當虛偽與欺騙成為愛心的外衣,正直就失去了意義
社會救助站是一個公益性部門,可在南昌,這個組織每日接待的騙子居然比乞丐還多。一些人以獲得救助為名騙取火車票后,再到售票窗口退票或低價賣給乘客。這些人已結成幫派,跑票者為“馬仔”,上有“老大”組織控制。每個馬仔每月須完成800元跑票費,多余的“利潤”才歸自己。新聞說,“跑站”者竟占到了被救助人數的60%。工作人員雖明知對方不屬于救助對象,但如果不給車票,對方動輒大吵大鬧,嚴重者甚至毀壞公物,打傷工作人員。無奈之下只好將票給出,以防進一步糾纏。
確實很無奈,現在以換取別人的同情心而行騙的太多。一次,我與一位外地來京的朋友約在車站見面。等人的時候,面前走過一個彎腰拄拐、表情痛苦的男人,拖著一條殘腿依次向路人乞討。這樣轉了一圈之后,他緩緩蹭到路邊,我的目光本來對他只是無意識跟隨,卻突然被刺了一下。這個男人回頭看看,見無人注意,猛然直起腰來,將那根用來支撐身體的木拐夾在腰間,大步流星穿過馬路。就在接近對面車站的時候,他又重新彎下腰,找回了剛才的姿勢和表情,仍像一個傷殘老者呻吟乞討。
這讓我心里很不是滋味。
我有一個朋友,他是導演,屬于仗義行俠的人。為幫助兩個邊遠山區的孩子上學,按月寄錢已堅持了幾年。這件事成了他的一個興奮點,每有朋友聚會總要提起。并不為炫耀,而是兩個孩子確實爭氣。不僅從小學到中學成績優異,還常常寫信向導演“恩人”匯報各自的學業與進步。
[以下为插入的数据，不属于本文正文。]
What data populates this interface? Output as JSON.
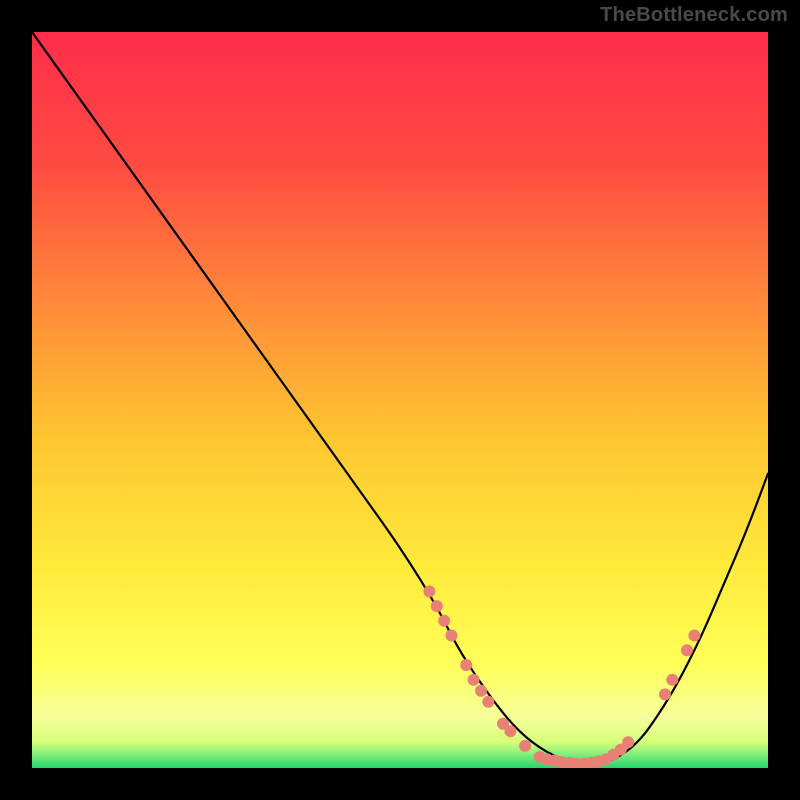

更讓他欣慰的是,村委會有時也會在信后附上“證明”,對導演的“高尚行為”表示感激。兩年前他去那個省的省會出差,特意要了朋友的車,興沖沖帶了一大堆衣物文具一路奔馳去看兩個孩子。風塵仆仆地找去一問,才得知兩個孩子根本不存在,名字成績均為造假。幾年來他按月寄出的學費與生活費一向由村干部領取,那一封封匯報學業的信也由他們安排專人定期寫好寄出。這在當地并不是秘密。村里人說,這樣的捐款還有好幾筆。導演目瞪口呆,回來后發誓再不做任何捐助。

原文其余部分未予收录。